El parto llegó antes de tiempo. Mi hijo nació prematuro y pasó dos semanas en incubadora. Cada día era una batalla: conseguir pañales donados, leche especial, pagar pasajes para ir al hospital. Julián consiguió trabajo como domiciliario en bicicleta; yo seguía vendiendo lo que podía.

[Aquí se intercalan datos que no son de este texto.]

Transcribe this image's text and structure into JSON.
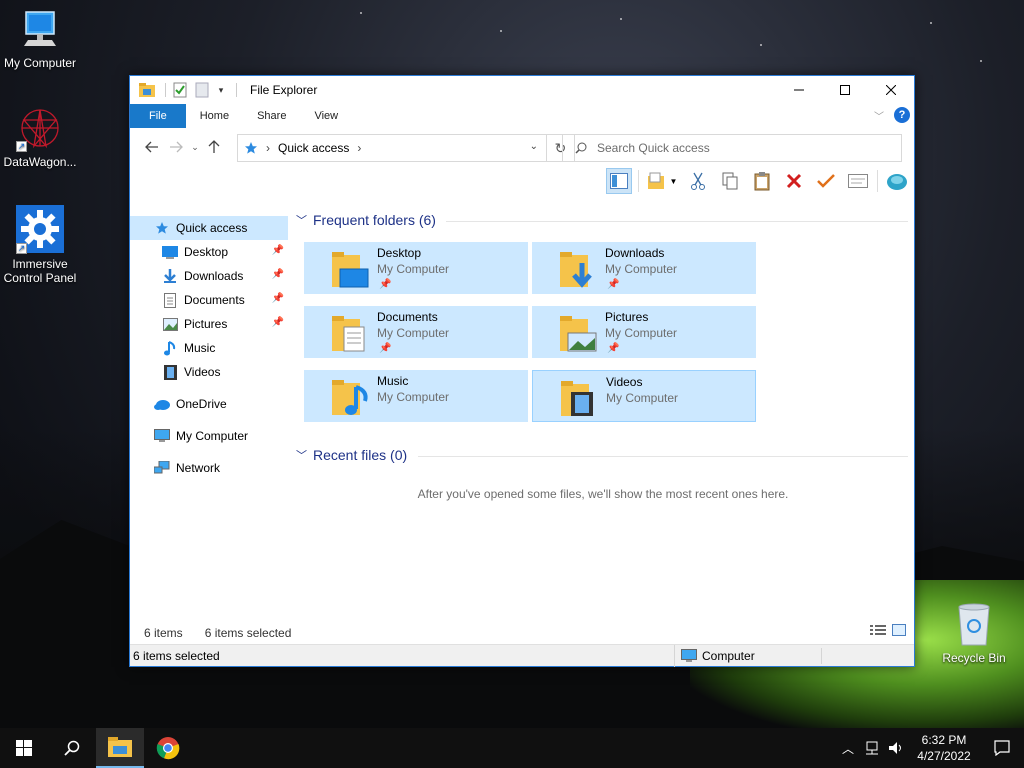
{
  "desktop": {
    "icons": [
      {
        "label": "My Computer"
      },
      {
        "label": "DataWagon..."
      },
      {
        "label": "Immersive Control Panel"
      },
      {
        "label": "Recycle Bin"
      }
    ]
  },
  "window": {
    "title": "File Explorer",
    "ribbon_tabs": [
      "File",
      "Home",
      "Share",
      "View"
    ],
    "help": "?",
    "address": {
      "location": "Quick access"
    },
    "search": {
      "placeholder": "Search Quick access"
    },
    "nav": {
      "quick_access": "Quick access",
      "pinned": [
        {
          "label": "Desktop",
          "pinned": true
        },
        {
          "label": "Downloads",
          "pinned": true
        },
        {
          "label": "Documents",
          "pinned": true
        },
        {
          "label": "Pictures",
          "pinned": true
        },
        {
          "label": "Music",
          "pinned": false
        },
        {
          "label": "Videos",
          "pinned": false
        }
      ],
      "onedrive": "OneDrive",
      "computer": "My Computer",
      "network": "Network"
    },
    "frequent": {
      "header": "Frequent folders (6)",
      "tiles": [
        {
          "name": "Desktop",
          "location": "My Computer",
          "pinned": true
        },
        {
          "name": "Downloads",
          "location": "My Computer",
          "pinned": true
        },
        {
          "name": "Documents",
          "location": "My Computer",
          "pinned": true
        },
        {
          "name": "Pictures",
          "location": "My Computer",
          "pinned": true
        },
        {
          "name": "Music",
          "location": "My Computer",
          "pinned": false
        },
        {
          "name": "Videos",
          "location": "My Computer",
          "pinned": false
        }
      ]
    },
    "recent": {
      "header": "Recent files (0)",
      "empty_message": "After you've opened some files, we'll show the most recent ones here."
    },
    "status": {
      "items": "6 items",
      "selected": "6 items selected",
      "bottom_selected": "6 items selected",
      "bottom_location": "Computer"
    }
  },
  "taskbar": {
    "time": "6:32 PM",
    "date": "4/27/2022"
  },
  "colors": {
    "accent": "#1979ca",
    "selection": "#cce8ff",
    "group_header": "#1e3287"
  }
}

Una tarde lluviosa, mientras esperaba fuera del hospital con mi termo de café frío y las empanadas ya duras, vi a Julián llegar empapado y exhausto.
—No puedo más —me dijo entre sollozos—. Siento que todo lo que hago es inútil.
Lo abracé fuerte. En ese momento entendí que el sueño del hogar propio no era solo una casa: era resistir juntos aunque todo se derrumbara alrededor.
Finalmente, después de meses de trámites y súplicas, nos llamaron del programa de vivienda social. Nos asignaron un pequeño apartamento en un edificio gris al borde de la ciudad. No era lo que soñamos al principio: las paredes eran delgadas como papel y los vecinos peleaban por cualquier cosa. Pero era nuestro espacio.
La primera noche ahí, acostados en un colchón prestado y con nuestro hijo dormido entre nosotros, sentí una mezcla de alivio y tristeza.
—¿Valió la pena todo esto? —le pregunté a Julián en voz baja.
Él me besó la frente:
—Sí… porque estamos juntos.
Hoy miro atrás y me pregunto si alguna vez dejará de doler todo lo que perdimos para llegar aquí. Pero también sé que cada lágrima fue una semilla para este pequeño hogar imperfecto.
¿Ustedes creen que vale la pena luchar tanto por un sueño? ¿O hay momentos en los que es mejor rendirse antes de perderlo todo?